= Neutron howitzer =

Single directional neutron source

A neutron howitzer is a neutron source that emits neutrons in a single direction. It was discovered in the 1930s that alpha radiation that strikes the beryllium nucleus would release neutrons. The high speed of the alpha is sufficient to overcome the relatively low Coulomb barrier of the beryllium nucleus, the repulsive force due to the positive charge of the nucleus, which contains only four protons, allowing for fusion of the two particles, releasing energetic neutrons.

In 1930 Walther Bothe and Herbert Becker in Germany found that alpha particles striking light elements such as beryllium, boron, or lithium would release a highly penetrating radiation, at first believed to be gamma radiation, although it was more penetrating than any gamma rays known. The next important contribution was reported in 1932 by Irène Joliot-Curie and Frédéric Joliot in Paris, who showed that if this unknown radiation fell on paraffin wax or any other hydrogen-containing compound it ejected protons of very high energy. Finally, in 1932 the physicist James Chadwick in England performed a series of experiments showing that the gamma ray hypothesis was untenable, and suggested that the new radiation consisted of uncharged particles of approximately the mass of the proton. He performed a series of experiments to verify this, these uncharged particles were eventually called "neutrons", and Chadwick is credited with this discovery.

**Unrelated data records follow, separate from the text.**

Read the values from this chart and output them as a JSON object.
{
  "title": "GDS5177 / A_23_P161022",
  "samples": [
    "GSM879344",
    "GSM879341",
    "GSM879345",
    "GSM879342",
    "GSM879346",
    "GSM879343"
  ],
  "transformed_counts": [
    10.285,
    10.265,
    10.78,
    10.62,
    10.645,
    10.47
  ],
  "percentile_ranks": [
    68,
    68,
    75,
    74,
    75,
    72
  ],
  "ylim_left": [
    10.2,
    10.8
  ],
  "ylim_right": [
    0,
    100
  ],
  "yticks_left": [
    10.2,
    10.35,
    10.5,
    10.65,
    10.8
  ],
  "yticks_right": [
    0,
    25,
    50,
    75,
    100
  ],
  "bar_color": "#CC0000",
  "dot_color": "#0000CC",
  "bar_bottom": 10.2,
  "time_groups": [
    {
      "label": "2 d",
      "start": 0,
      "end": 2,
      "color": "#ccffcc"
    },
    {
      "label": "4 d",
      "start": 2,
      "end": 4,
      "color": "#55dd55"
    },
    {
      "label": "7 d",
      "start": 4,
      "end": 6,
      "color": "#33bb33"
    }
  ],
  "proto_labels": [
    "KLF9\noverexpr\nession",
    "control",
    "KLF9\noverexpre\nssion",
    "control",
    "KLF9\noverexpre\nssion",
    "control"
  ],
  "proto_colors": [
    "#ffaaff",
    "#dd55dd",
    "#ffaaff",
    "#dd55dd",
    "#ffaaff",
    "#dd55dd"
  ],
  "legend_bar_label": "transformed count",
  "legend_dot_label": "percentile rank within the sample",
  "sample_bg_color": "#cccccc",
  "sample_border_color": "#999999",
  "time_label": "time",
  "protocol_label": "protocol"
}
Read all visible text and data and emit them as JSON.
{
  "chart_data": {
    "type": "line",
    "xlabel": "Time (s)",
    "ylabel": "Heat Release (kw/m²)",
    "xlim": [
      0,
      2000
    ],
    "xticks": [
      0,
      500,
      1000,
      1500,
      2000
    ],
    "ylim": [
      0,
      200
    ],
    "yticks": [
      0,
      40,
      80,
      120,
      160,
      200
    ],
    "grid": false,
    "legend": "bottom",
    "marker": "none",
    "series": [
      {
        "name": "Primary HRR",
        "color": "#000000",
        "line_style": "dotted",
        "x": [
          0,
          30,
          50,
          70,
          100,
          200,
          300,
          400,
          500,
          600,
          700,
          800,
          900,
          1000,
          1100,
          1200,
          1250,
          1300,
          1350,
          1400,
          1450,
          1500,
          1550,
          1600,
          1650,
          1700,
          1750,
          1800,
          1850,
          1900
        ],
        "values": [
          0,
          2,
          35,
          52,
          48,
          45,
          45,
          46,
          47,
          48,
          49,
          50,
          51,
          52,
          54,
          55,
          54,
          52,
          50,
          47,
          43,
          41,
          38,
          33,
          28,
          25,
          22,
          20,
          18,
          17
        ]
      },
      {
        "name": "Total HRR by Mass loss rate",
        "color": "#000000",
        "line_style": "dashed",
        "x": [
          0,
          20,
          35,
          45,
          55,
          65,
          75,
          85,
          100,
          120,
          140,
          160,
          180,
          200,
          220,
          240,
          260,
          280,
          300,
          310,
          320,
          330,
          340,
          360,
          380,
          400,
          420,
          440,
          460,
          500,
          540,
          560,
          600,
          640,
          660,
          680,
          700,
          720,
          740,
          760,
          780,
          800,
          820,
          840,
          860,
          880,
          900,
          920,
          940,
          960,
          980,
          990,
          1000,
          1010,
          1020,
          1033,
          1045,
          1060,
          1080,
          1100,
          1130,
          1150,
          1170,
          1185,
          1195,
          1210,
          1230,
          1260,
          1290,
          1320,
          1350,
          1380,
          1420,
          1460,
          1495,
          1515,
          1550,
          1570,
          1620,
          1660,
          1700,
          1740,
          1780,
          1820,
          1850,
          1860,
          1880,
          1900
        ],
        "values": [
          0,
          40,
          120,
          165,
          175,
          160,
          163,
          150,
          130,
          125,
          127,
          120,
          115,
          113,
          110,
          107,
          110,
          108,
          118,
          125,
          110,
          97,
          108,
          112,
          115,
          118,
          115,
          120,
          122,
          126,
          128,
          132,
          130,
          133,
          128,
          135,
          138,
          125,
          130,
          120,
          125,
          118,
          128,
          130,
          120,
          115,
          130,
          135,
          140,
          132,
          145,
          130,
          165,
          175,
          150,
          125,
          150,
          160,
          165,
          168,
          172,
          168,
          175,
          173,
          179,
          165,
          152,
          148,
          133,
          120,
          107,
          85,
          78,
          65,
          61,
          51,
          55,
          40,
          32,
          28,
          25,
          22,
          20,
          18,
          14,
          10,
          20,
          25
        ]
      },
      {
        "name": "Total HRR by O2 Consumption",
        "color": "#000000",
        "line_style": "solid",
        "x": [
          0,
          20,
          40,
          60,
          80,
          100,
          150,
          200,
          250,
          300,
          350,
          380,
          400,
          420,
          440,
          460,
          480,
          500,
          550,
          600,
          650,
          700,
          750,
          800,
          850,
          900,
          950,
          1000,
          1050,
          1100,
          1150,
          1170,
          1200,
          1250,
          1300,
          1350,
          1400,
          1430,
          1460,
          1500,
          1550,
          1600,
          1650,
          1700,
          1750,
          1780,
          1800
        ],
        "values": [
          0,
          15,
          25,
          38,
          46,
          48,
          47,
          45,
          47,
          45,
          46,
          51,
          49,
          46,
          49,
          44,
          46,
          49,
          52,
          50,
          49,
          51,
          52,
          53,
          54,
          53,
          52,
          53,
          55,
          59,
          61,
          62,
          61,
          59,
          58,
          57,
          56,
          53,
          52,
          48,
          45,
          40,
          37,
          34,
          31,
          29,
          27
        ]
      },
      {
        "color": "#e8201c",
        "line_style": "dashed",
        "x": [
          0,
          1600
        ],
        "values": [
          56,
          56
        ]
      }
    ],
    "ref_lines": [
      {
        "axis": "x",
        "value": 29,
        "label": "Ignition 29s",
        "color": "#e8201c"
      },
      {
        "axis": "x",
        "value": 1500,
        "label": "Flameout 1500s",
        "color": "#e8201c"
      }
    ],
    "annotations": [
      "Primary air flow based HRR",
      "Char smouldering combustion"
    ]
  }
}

Any alpha-emitting radioisotope will suffice, but usually a high specific activity alpha-emitter is chosen. Historically a variety of isotopes such as radium (Ra-226) were used, but in modern times the transuranic isotopes Am-241 and Pu-239 are almost exclusively used in AmBe and PuBe neutron sources, respectively. The alpha emitter and the beryllium are pulverized and mixed together in close intimate contact to ensure a high percentage of alpha-emitter and beryllium nuclei in close contact, since the alpha particle has a very short range through material, and would lose energy preventing reaction if sufficiently far away.
This mixture of material is then packed into a suitable carrier with radiation shielding, with one end open to allow the neutrons to shoot out in the direction of the open end, thus acting like a howitzer.

Neutron howitzers were used by Otto Hahn, Fritz Strassman, and Lise Meitner in 1938 to bombard uranium nuclei with neutrons in the hopes of making transuranic elements. To their surprise, they found barium residue, a clear indication that they had instead fissioned uranium nuclei. This discovery led to the development of the first nuclear reactor in 1942, and ultimately nuclear weapons in 1945.